Here’s how I think you can be unique by building community, products and good content:

  • Reply to every comment possible.
  • Make your video content personal by getting a producer (videos need a face to build a trusted connection).
  • Be active on social media through engaging posts, updates, voice recordings and personal videos of you and your team.
  • Newsletters.
  • Build a product that your audience truly love that is of incredibly high quality. We built A Handheld History, a premium coffee table book for our niche, far better quality than anything large media companies have every produced. We even got some of our community to write in it.
  • Produce news in your niche. Being the source of fast, and reliable news is an incredibly valuable resource for consumers, so why not build your brand to become that valuable resource?

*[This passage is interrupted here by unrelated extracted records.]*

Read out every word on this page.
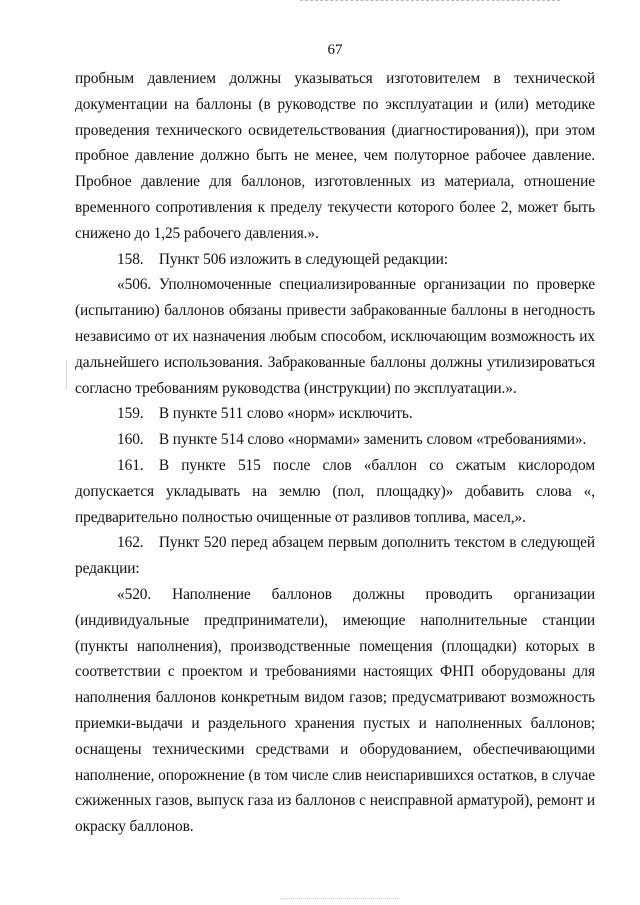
67

пробным давлением должны указываться изготовителем в технической документации на баллоны (в руководстве по эксплуатации и (или) методике проведения технического освидетельствования (диагностирования)), при этом пробное давление должно быть не менее, чем полуторное рабочее давление. Пробное давление для баллонов, изготовленных из материала, отношение временного сопротивления к пределу текучести которого более 2, может быть снижено до 1,25 рабочего давления.».

158. Пункт 506 изложить в следующей редакции:

«506. Уполномоченные специализированные организации по проверке (испытанию) баллонов обязаны привести забракованные баллоны в негодность независимо от их назначения любым способом, исключающим возможность их дальнейшего использования. Забракованные баллоны должны утилизироваться согласно требованиям руководства (инструкции) по эксплуатации.».

159. В пункте 511 слово «норм» исключить.

160. В пункте 514 слово «нормами» заменить словом «требованиями».

161. В пункте 515 после слов «баллон со сжатым кислородом допускается укладывать на землю (пол, площадку)» добавить слова «, предварительно полностью очищенные от разливов топлива, масел,».

162. Пункт 520 перед абзацем первым дополнить текстом в следующей редакции:

«520. Наполнение баллонов должны проводить организации (индивидуальные предприниматели), имеющие наполнительные станции (пункты наполнения), производственные помещения (площадки) которых в соответствии с проектом и требованиями настоящих ФНП оборудованы для наполнения баллонов конкретным видом газов; предусматривают возможность приемки-выдачи и раздельного хранения пустых и наполненных баллонов; оснащены техническими средствами и оборудованием, обеспечивающими наполнение, опорожнение (в том числе слив неиспарившихся остатков, в случае сжиженных газов, выпуск газа из баллонов с неисправной арматурой), ремонт и окраску баллонов.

Stop targeting keywords and build real valuable content too.

Ride the storm.

Ray kept mentioning that we are riding a storm, we haven’t been in it long, and it’s going to last likely until 2024. This storm impacts ad-rates and customer spend, which is primarily what publishers rely on to drive revenue.

Ray mentioned that many sites/brands can’t even take a hit of a 30% traffic/revenue reduction of revenue before begging for help, don’t be that guy.

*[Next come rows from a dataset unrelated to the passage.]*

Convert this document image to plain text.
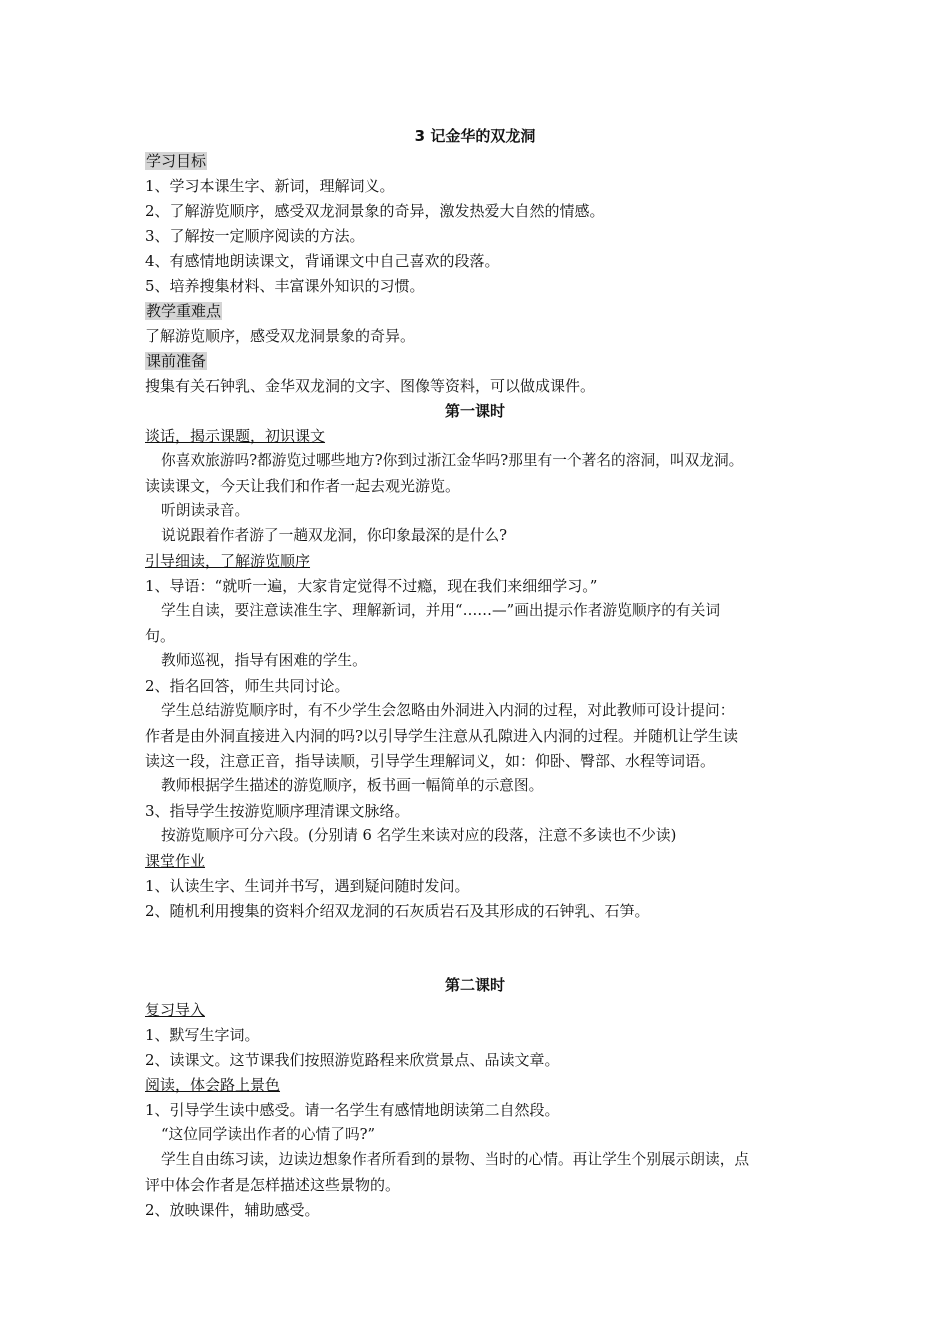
3 记金华的双龙洞
学习目标
1、学习本课生字、新词，理解词义。
2、了解游览顺序，感受双龙洞景象的奇异，激发热爱大自然的情感。
3、了解按一定顺序阅读的方法。
4、有感情地朗读课文，背诵课文中自己喜欢的段落。
5、培养搜集材料、丰富课外知识的习惯。
教学重难点
了解游览顺序，感受双龙洞景象的奇异。
课前准备
搜集有关石钟乳、金华双龙洞的文字、图像等资料，可以做成课件。
第一课时
谈话，揭示课题，初识课文
你喜欢旅游吗?都游览过哪些地方?你到过浙江金华吗?那里有一个著名的溶洞，叫双龙洞。
读读课文，今天让我们和作者一起去观光游览。
听朗读录音。
说说跟着作者游了一趟双龙洞，你印象最深的是什么?
引导细读，了解游览顺序
1、导语：“就听一遍，大家肯定觉得不过瘾，现在我们来细细学习。”
学生自读，要注意读准生字、理解新词，并用“……—”画出提示作者游览顺序的有关词
句。
教师巡视，指导有困难的学生。
2、指名回答，师生共同讨论。
学生总结游览顺序时，有不少学生会忽略由外洞进入内洞的过程，对此教师可设计提问：
作者是由外洞直接进入内洞的吗?以引导学生注意从孔隙进入内洞的过程。并随机让学生读
读这一段，注意正音，指导读顺，引导学生理解词义，如：仰卧、臀部、水程等词语。
教师根据学生描述的游览顺序，板书画一幅简单的示意图。
3、指导学生按游览顺序理清课文脉络。
按游览顺序可分六段。(分别请 6 名学生来读对应的段落，注意不多读也不少读)
课堂作业
1、认读生字、生词并书写，遇到疑问随时发问。
2、随机利用搜集的资料介绍双龙洞的石灰质岩石及其形成的石钟乳、石笋。
第二课时
复习导入
1、默写生字词。
2、读课文。这节课我们按照游览路程来欣赏景点、品读文章。
阅读，体会路上景色
1、引导学生读中感受。请一名学生有感情地朗读第二自然段。
“这位同学读出作者的心情了吗?”
学生自由练习读，边读边想象作者所看到的景物、当时的心情。再让学生个别展示朗读，点
评中体会作者是怎样描述这些景物的。
2、放映课件，辅助感受。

“Do you know how many sites we can take advantage of if we see a 30% reduction in revenue? Lots. We can squeeze them to sell under value, or offer a investment to keep them afloat for large % of their business”.

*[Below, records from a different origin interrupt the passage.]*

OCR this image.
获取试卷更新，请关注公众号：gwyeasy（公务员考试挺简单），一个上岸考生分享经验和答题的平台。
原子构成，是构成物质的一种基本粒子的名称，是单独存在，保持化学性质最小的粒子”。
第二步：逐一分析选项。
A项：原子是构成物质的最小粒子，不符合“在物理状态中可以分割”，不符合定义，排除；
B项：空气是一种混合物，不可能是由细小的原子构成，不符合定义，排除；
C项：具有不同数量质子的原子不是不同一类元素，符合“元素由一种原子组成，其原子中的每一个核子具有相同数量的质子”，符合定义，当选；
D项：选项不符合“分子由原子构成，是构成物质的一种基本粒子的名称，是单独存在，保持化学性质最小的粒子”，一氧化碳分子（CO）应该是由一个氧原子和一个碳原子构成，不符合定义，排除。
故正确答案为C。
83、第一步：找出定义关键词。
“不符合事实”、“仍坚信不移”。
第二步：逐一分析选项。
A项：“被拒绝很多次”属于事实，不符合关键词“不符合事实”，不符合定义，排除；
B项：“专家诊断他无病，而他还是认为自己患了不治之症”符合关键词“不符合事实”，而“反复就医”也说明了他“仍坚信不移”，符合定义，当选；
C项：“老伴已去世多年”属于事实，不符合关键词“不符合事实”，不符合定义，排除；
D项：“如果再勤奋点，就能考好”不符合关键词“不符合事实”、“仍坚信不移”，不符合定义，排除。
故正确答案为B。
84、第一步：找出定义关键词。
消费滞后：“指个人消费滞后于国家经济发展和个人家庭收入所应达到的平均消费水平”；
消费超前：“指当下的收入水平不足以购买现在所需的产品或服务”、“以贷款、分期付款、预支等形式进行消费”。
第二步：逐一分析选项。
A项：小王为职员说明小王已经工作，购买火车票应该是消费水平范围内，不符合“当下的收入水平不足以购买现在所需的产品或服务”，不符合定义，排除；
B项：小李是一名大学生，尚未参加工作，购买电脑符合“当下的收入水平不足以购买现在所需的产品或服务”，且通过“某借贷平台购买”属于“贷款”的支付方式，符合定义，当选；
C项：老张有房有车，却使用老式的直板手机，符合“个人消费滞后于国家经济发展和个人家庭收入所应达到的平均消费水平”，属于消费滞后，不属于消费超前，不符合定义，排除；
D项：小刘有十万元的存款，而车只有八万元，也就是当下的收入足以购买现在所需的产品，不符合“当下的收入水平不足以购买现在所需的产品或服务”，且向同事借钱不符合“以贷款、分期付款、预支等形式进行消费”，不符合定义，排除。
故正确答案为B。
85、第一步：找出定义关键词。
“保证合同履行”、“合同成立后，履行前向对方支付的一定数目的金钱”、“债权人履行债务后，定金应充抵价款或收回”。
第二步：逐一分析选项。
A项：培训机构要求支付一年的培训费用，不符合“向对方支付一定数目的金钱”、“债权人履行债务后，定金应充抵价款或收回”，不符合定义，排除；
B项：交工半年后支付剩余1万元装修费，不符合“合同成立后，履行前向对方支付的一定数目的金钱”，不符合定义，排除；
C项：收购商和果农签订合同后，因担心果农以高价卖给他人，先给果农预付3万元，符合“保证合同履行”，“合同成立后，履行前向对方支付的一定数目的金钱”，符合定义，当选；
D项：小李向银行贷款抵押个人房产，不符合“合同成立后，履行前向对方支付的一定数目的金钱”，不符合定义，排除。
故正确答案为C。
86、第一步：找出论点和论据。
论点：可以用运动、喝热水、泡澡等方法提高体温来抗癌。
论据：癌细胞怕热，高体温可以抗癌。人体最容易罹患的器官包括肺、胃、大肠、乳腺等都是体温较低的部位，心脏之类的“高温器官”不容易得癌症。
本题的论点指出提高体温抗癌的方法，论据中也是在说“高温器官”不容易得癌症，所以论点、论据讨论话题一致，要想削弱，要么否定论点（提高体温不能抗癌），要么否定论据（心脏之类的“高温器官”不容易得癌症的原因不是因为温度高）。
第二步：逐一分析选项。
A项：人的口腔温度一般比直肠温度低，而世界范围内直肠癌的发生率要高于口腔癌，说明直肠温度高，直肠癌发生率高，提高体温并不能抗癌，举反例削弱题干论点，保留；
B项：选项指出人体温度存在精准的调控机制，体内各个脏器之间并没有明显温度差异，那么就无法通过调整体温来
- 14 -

You need to be resilient to 30% drops over night, or you are fragile, fragile enough for media companies and entrepreneurs to make small offers that you cannot unfortunately refuse.

Build a resilient site that can withstand hits like that, while growing and you will be greatly rewarded when ad-rates get back to normal.

The offer, should you choose to accept it.

This part of the conversation changed the way I think about Retro Dodo. Unfortunately i still see it as a blog, but in reality it’s actually an incredibly impressed brand that can and will turn into something bigger than I can imagine, and Ray even mentioned that.

After discussing stats, growth, strategies and insights into the brand a number was said, it was below my “asking” price (even though I know i wasn’t looking to sell it), and it was lower for two reasons according to Ray.

One, because the market has very low valuations at the top. Yes, typically really good “small sites” can sell for a 40x – 50x multiple, but at this scale, and on this level that’s not the case.

Large gaming sites according to Ray sell for around 30x, some even as low as 12x monthly multiple. The bigger the brand gets, the smaller the multiple is due to risk.

Which I was surprised about, but that could be Ray trying to wangle a smaller price. That was until Ray made an offer.

$800,000.

“But I don’t want you to take it, this is the worst time to sell. What you are building can be easily double that in a couple of years”.

The price offered didn’t interest me at all, as much as that price is big, it’s not life changing, especially after the tax-man comes knocking. Not that it isn’t eye opening, i still get all fuzzy when I realise that I have built something worth so much.

The comment after is what struck me. Double? Holy shiznit, now that’s a life changing amount of money.

I said that I wouldn’t sell for that price which Ray expected, and we spoke even more about where I need to take the business, how to get there and advice on doing so.

It was advice I was already implementing but it’s always nice to hear that from someone “at the top”.

What did I learn?

  • That consistency is king. Keep going, even through storms and it will eventually pay off.
  • Mixing a loveable brand, with great content, SEO and E-E-A-T friendly tactics, high end video and consistent output will take Retro Dodo to another level.
  • Pricing multiples decrease the bigger the asset gets and so does the pool of potential buyers.
  • You can negotiate sell structure. For example, instead of selling for $800k, I could negotiate $700k upfront and $200k after 12 months if site grows at X%.
  • Only you know the true value of your brand. Buyers simply go off math, not future growth.
  • Keep moving forward, not matter what.